In Ukraine, the managed floating exchange rate returned after the war, marking a crucial economic shift. This move follows the 2014 artificial dollar peg, which depleted reserves and triggered a major shock.
Background: From Fixed to Floating Rates
Ukraine held the dollar at an artificial 8 hryvnias until 2014. It was a policy that, as Incrypted says, drained the country’s gold and foreign currency reserves, and in the end brought about such a profound economic collapse that there was no choice but to rethink the way the currency was managed.
What followed in the wake of 2014 was a move to a managed floating rate. A painful step, certainly, but one that had to be made. By ceding some control to the market and allowing the currency to find its own value, Ukraine was able to make the kind of natural adjustments required to put the economy back on a steady footing after the shock.
War-Time Policy: Temporary Fixing and Market Reactions
The National Bank of Ukraine was swift to once again peg the dollar exchange rate in the wake of Russia’s 2022 full-scale invasion. According to the Incrypted host, such an emergency step was necessary to impose some order on the currency market and head off any panic amid the wartime turmoil.
With conditions settling down, though, Ukraine has been making a slow transition back to a managed floating system. It is a method that lets the market find its own level in accordance with actual supply and demand, yet still leaves the central bank free to step in and intervene as circumstances warrant.
Inflation, Interest Rates, and Economic Trade-Offs
There is a direct link between a steep decline in the exchange rate and import inflation.
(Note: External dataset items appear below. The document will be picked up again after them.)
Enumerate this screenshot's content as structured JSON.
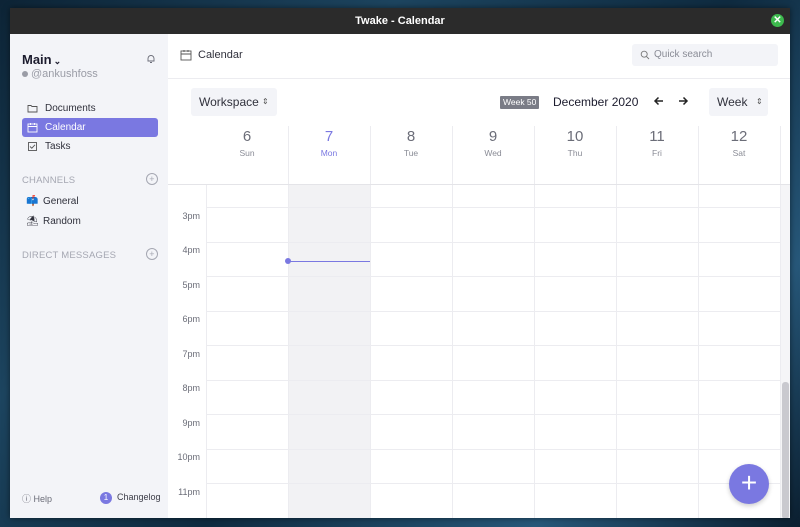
{
  "window": {
    "title": "Twake - Calendar",
    "close_icon": "close-icon"
  },
  "sidebar": {
    "workspace": "Main",
    "user": "@ankushfoss",
    "nav": [
      {
        "label": "Documents",
        "icon": "folder-icon"
      },
      {
        "label": "Calendar",
        "icon": "calendar-icon",
        "active": true
      },
      {
        "label": "Tasks",
        "icon": "checkbox-icon"
      }
    ],
    "channels_header": "CHANNELS",
    "channels": [
      {
        "label": "General",
        "emoji": "📫"
      },
      {
        "label": "Random",
        "emoji": "⛱"
      }
    ],
    "dm_header": "DIRECT MESSAGES",
    "help": "Help",
    "changelog": {
      "label": "Changelog",
      "count": "1"
    }
  },
  "main": {
    "title": "Calendar",
    "search_placeholder": "Quick search",
    "workspace_select": "Workspace",
    "week_badge": "Week 50",
    "month": "December 2020",
    "view_select": "Week",
    "days": [
      {
        "num": "6",
        "name": "Sun"
      },
      {
        "num": "7",
        "name": "Mon",
        "today": true
      },
      {
        "num": "8",
        "name": "Tue"
      },
      {
        "num": "9",
        "name": "Wed"
      },
      {
        "num": "10",
        "name": "Thu"
      },
      {
        "num": "11",
        "name": "Fri"
      },
      {
        "num": "12",
        "name": "Sat"
      }
    ],
    "hours": [
      "3pm",
      "4pm",
      "5pm",
      "6pm",
      "7pm",
      "8pm",
      "9pm",
      "10pm",
      "11pm"
    ],
    "add_label": "+"
  },
  "colors": {
    "accent": "#7a78e1",
    "titlebar": "#2b2b2b",
    "sidebar": "#f3f4f8"
  }
}
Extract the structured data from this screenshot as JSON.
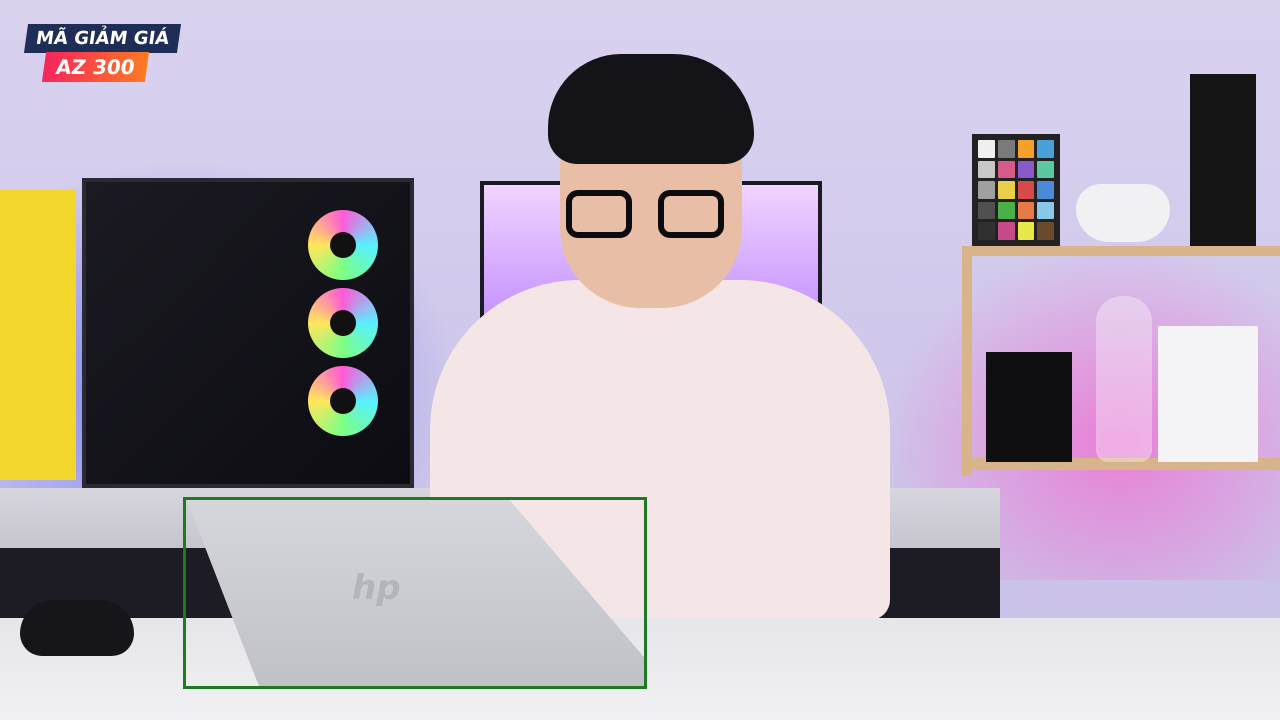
{
  "promo": {
    "line1": "MÃ GIẢM GIÁ",
    "line2": "AZ 300"
  },
  "laptop": {
    "logo_text": "hp"
  },
  "colors": {
    "highlight_border": "#1e7a22",
    "promo_navy": "#1e2e56",
    "promo_red": "#f7255c",
    "promo_orange": "#ff7a22"
  }
}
A weaker hryvnia puts a premium on imported products, and prices in general will follow suit. The National Bank’s response is to put upward pressure on the key interest rate; by making loans more expensive, it can rein in inflation and prop up the currency even if it comes at the expense of some economic growth.
It is a fine line to walk when it comes to juggling inflation with economic activity, as was noted on Incrypted. On one hand, a high rate is good for the managed float, putting a damper on speculation and steadying prices. On the other, it is a burden on the borrowing costs of both consumers and the business community.